A Felicidade roubada
Como o processo de conhecimento humano é seletivo,
todo indivíduo não somente escolhe os objetos da sua afeição, como também
submete as coisas acolhidas a um mecanismo de classificação. Cada objeto novo é
inserido numa classe, ou numa categoria de outros objetos tidos como similares.
Naturalmente, os conceitos previamente formados e
aplicáveis à classe são transpostos para o objeto novo. Com isso, quero dizer
que o nosso processo de conhecimento parte de pressupostos, de conceitos prévios,
ou melhor, de preconceitos.
Não fosse assim, nosso sistema de orientação no
mundo seria tão aberto e ao mesmo tempo tão ingênuo como o da criança. Não
disporíamos de direções e escolhas gerais que orientam, otimizam, limitam e dão
"coerência social" às atitudes do adulto.
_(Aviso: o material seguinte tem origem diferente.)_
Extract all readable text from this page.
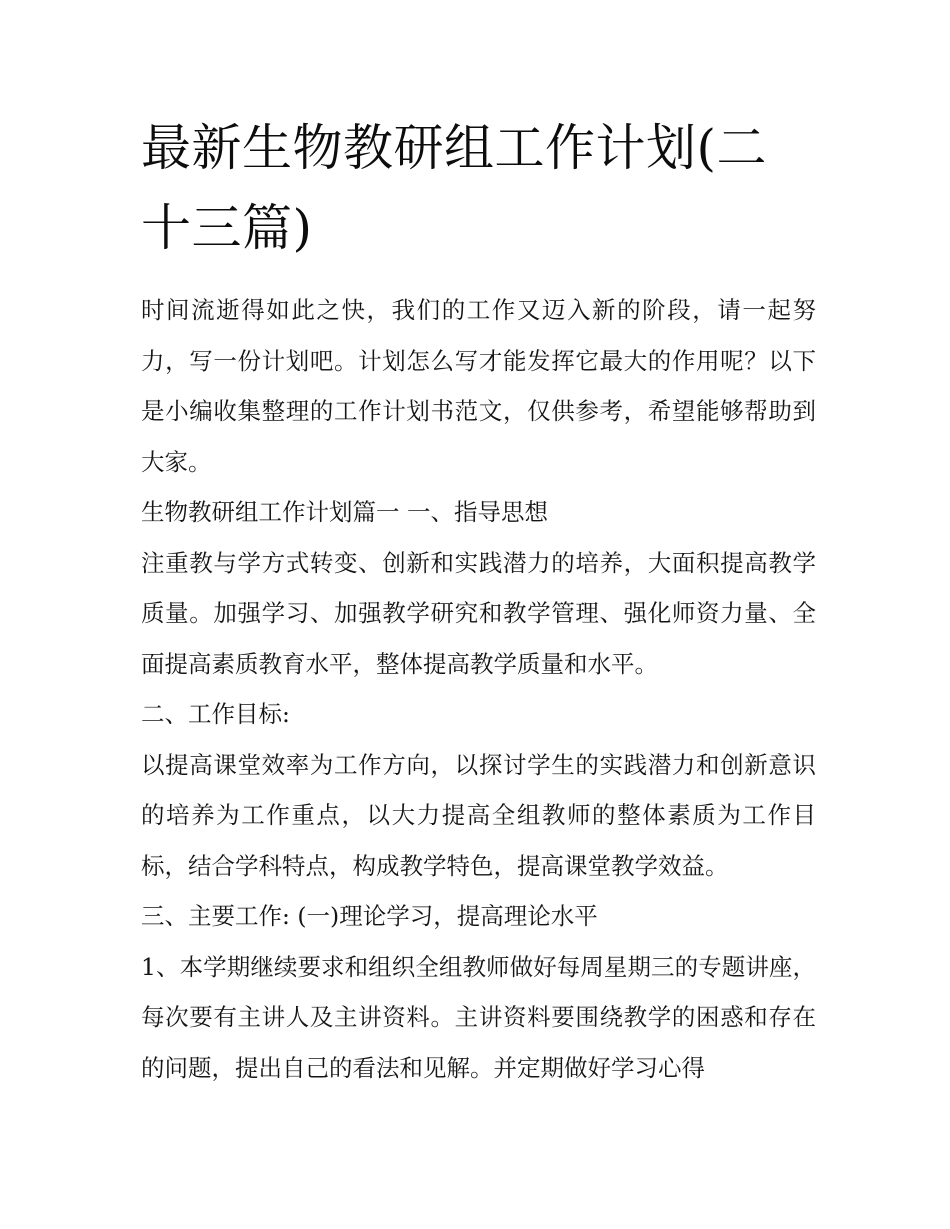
最新生物教研组工作计划(二十三篇)

时间流逝得如此之快，我们的工作又迈入新的阶段，请一起努力，写一份计划吧。计划怎么写才能发挥它最大的作用呢？以下是小编收集整理的工作计划书范文，仅供参考，希望能够帮助到大家。

生物教研组工作计划篇一 一、指导思想

注重教与学方式转变、创新和实践潜力的培养，大面积提高教学质量。加强学习、加强教学研究和教学管理、强化师资力量、全面提高素质教育水平，整体提高教学质量和水平。

二、工作目标:

以提高课堂效率为工作方向，以探讨学生的实践潜力和创新意识的培养为工作重点，以大力提高全组教师的整体素质为工作目标，结合学科特点，构成教学特色，提高课堂教学效益。

三、主要工作: (一)理论学习，提高理论水平

1、本学期继续要求和组织全组教师做好每周星期三的专题讲座，每次要有主讲人及主讲资料。主讲资料要围绕教学的困惑和存在的问题，提出自己的看法和见解。并定期做好学习心得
Reconhecemos, portanto, que nossos preconceitos de
estimação são saudáveis, econômicos e necessários. Mas nesse processo de
eficiência e pragmatismo, corremos o risco de ver consolidados os mecanismos de
orientação no mundo, de tal modo pétreos, que se tornam impermeáveis a
tudo aquilo que anteriormente não tenhamos visto.
É
o que ocorre, frequentemente, com o intelectual, o sabichório, o
leitor. Seu processo de leitura ou de escolha de obras tenta se
aproximar
do cânone, do estabelecido, como referência essencial. Existem obras e
autores que integram o cânone constituído pela tradição, funcionando como
pontos seguros de ancoragem.
Desse modo, preferimos ler e admirar – antes
mesmo de lidos – os textos mais próximos dessa escolha. Mas, às vezes, nos
deparamos com autores e obras que fogem ao cânone, que permanecem no limbo ou
no purgatório da crítica mais sisuda e exigente: por um cochilo do vigilante
sensor intelectual que alimentamos dentro de nós, lemos e até gostamos de obras
e autores que, de acordo com nossos preconceitos, não devem ser lidos nem
gostados.
São os best-sellers da mídia e da indústria
cultural, como, por exemplo, o romance de Régine Deforges O diário roubado,
publicado pela Record. Deforges é uma mistura de escritora, pintora e cineasta,
cujo trabalho dá conta das suas preferências pessoais e de seus conflitos. Para
escrever seus livros, como é o caso deste O diário roubado, ela se vale
de uma arma eficiente: a escrita jornalística. De uma clareza capaz de envolver
qualquer tipo de leitor, o texto de Régine Deforges mais lembra uma reportagem
ou uma grande notícia narrada ao público. Raríssimas são as vezes em que ela se
vale de uma metáfora ou de qualquer outra figura capaz de fazer o leitor sentir
a presença material, física, do texto intermediando a história. É como se a
história tivesse se passando diante dos nossos olhos que o realismo ingênuo de
Deforges se processa.
Além dessa linguagem denotativa, pragmática e
objetiva, é evidente que ela tem algo mais: uma boa história para contar. Boas
histórias sempre fizeram o encanto de milhares de pessoas, sejam elas muito
inteligentes ou pouco aptas a pensar. Afinal, desde que o mundo é mundo, uma
narrativa se sustenta na história narrada.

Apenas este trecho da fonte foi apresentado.